Cream of Broccoli Soup

Main Course
Serves 6

2 vegetables | 1/3 dairy protein | 1 fat

Ingredients:

  • 1 Tbsp olive oil
  • 2 medium onions, finely chopped
  • 1 Tbsp wholemeal plain flour
  • 5 cups salt-reduced vegetable stock
  • 750g broccoli
  • 1 medium tomato, chopped
  • 1 tsp chopped fresh thyme
  • 1/2 tsp chopped fresh rosemary
  • 1/4 tsp ground nutmeg
  • 1 tsp lemon juice
  • 1 cup skim milk
  • 3/4 cup low-fat plain yoghurt

Directions:

  1. Heat a large saucepan and add olive oil; add onion and stir over medium heat until soft.
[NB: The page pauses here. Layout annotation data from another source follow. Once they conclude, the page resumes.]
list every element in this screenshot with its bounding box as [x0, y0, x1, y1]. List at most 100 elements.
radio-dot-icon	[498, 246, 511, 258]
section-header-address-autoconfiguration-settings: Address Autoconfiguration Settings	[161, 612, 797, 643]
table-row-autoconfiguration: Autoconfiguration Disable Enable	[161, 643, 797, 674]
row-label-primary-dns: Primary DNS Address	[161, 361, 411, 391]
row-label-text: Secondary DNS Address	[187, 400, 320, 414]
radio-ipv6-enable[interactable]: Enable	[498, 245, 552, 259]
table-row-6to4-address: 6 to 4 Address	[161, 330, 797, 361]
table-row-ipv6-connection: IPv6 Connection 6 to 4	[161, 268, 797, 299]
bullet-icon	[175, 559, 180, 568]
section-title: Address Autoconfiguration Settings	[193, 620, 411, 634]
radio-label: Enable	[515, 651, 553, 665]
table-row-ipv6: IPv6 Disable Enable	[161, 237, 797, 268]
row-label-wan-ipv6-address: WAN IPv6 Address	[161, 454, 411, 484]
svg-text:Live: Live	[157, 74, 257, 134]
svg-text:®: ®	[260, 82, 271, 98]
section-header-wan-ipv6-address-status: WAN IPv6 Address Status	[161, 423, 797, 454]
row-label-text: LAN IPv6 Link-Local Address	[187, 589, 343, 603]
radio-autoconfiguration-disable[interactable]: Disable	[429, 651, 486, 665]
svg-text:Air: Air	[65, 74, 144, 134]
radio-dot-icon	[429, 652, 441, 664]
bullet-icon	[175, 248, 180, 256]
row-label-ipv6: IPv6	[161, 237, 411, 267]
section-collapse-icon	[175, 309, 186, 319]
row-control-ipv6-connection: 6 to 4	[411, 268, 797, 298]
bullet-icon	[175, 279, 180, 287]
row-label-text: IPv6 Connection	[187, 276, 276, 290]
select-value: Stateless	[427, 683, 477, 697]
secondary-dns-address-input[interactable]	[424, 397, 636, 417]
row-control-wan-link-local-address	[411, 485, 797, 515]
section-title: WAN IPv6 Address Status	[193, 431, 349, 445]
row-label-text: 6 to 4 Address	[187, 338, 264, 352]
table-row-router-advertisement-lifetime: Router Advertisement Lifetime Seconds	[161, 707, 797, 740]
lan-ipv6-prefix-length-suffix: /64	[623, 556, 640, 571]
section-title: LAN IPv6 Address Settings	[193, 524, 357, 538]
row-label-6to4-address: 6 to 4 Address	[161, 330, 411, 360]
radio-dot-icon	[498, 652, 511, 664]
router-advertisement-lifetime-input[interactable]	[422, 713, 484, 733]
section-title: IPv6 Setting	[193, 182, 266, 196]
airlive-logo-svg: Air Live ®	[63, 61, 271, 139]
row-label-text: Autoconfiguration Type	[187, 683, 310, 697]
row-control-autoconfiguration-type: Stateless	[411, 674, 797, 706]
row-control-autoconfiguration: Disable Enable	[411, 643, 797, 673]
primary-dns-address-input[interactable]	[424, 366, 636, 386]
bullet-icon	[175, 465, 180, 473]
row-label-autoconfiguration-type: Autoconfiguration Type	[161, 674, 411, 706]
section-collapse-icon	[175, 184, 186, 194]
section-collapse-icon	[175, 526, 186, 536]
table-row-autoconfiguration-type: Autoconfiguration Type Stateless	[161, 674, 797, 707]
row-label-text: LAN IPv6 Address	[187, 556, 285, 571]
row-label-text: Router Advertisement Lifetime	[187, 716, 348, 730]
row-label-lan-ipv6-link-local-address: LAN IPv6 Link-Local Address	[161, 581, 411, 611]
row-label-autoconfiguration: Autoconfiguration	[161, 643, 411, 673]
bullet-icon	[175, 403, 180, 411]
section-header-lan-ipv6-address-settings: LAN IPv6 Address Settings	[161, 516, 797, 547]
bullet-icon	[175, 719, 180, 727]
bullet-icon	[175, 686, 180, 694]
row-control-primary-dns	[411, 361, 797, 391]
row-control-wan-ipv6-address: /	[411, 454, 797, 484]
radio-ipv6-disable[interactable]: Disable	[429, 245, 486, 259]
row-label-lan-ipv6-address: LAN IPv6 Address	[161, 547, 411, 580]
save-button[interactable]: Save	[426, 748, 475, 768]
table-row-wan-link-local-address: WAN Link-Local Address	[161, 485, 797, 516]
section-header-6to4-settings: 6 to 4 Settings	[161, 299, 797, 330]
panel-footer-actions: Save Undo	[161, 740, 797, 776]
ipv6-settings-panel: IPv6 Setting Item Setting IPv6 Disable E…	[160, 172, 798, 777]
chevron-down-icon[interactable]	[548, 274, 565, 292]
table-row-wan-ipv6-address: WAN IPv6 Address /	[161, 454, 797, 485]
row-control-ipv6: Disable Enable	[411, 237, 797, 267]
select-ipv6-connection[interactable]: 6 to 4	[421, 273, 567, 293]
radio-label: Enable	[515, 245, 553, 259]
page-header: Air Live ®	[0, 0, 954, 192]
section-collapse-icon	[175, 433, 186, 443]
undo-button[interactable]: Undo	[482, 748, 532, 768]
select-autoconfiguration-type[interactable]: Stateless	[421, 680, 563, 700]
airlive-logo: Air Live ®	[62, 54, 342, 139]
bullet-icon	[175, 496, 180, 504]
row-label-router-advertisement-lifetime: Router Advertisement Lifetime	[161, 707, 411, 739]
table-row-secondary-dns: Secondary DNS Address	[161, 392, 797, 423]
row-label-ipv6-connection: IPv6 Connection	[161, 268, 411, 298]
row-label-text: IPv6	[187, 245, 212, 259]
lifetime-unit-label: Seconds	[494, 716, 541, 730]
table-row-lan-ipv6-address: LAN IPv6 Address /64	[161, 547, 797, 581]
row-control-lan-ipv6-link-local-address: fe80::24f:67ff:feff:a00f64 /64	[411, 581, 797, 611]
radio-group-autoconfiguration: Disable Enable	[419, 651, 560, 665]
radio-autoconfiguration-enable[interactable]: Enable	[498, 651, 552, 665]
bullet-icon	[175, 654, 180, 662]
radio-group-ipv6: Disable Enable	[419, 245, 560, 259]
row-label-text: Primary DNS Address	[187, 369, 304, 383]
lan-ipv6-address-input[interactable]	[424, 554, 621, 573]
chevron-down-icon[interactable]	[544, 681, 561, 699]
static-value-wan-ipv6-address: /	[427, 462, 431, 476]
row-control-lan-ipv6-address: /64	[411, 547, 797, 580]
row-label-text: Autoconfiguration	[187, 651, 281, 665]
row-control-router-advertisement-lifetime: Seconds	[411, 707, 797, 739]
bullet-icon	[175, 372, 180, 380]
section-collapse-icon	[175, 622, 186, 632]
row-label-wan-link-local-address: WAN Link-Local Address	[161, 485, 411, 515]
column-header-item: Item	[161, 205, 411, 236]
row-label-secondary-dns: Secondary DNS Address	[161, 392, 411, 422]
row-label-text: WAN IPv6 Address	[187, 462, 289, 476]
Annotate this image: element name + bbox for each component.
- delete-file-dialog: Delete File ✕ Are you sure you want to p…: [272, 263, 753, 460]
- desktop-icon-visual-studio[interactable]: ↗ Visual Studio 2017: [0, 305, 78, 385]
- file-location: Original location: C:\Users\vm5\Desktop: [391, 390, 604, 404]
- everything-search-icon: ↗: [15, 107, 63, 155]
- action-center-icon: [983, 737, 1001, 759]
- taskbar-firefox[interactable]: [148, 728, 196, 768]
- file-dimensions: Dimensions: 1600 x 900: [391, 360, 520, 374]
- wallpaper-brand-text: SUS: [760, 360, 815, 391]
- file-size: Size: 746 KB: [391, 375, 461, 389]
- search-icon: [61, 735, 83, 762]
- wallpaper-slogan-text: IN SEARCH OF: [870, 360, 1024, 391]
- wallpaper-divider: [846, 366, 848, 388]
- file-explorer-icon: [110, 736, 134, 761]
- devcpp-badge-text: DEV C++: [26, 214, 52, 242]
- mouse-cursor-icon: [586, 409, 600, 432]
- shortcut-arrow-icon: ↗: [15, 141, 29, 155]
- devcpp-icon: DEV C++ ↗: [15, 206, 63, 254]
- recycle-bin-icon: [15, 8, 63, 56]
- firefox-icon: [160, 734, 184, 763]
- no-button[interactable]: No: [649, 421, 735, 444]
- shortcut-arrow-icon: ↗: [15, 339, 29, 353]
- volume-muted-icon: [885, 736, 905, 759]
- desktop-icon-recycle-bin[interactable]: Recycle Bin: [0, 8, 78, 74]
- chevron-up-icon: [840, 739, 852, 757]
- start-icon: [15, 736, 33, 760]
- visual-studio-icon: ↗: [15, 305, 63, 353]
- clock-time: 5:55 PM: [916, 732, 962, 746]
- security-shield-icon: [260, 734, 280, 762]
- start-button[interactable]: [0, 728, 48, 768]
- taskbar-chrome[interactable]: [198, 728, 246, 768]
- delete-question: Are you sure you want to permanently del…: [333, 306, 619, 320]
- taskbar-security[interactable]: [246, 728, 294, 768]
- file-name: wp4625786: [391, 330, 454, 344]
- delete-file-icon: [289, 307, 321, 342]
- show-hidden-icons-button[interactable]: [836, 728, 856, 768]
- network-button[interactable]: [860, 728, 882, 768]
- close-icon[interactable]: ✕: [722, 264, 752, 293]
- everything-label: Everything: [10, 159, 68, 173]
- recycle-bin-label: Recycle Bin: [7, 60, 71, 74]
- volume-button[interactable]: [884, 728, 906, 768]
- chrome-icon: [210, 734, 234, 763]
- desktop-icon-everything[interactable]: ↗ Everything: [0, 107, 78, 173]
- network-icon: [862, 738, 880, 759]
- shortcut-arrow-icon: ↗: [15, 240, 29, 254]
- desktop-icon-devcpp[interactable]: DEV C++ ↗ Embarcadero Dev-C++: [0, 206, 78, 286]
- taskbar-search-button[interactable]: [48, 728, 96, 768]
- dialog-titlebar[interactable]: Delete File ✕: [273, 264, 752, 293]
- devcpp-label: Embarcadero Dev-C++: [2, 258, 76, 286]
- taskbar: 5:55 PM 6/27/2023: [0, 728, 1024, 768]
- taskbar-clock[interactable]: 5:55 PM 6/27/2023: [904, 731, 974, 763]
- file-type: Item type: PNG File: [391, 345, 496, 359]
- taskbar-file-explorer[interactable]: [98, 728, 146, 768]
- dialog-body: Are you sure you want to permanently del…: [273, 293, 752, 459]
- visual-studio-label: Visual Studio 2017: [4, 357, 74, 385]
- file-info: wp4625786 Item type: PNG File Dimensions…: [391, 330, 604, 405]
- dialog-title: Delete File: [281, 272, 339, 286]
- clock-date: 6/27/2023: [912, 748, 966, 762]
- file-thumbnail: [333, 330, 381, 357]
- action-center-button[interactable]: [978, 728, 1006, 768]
Add flour and stir for a further minute.
  2. Gradually add in the stock, broccoli, tomato, thyme, rosemary, nutmeg and juice. Bring to a boil while stirring, then reduce heat, cover and simmer for 10 - 15 minutes or until broccoli is tender.
  3. Blend soup in batches in a food processor, or with a stab mixer, then return to the saucepan.
  4. Add the skim milk and yoghurt, and re-heat without boiling.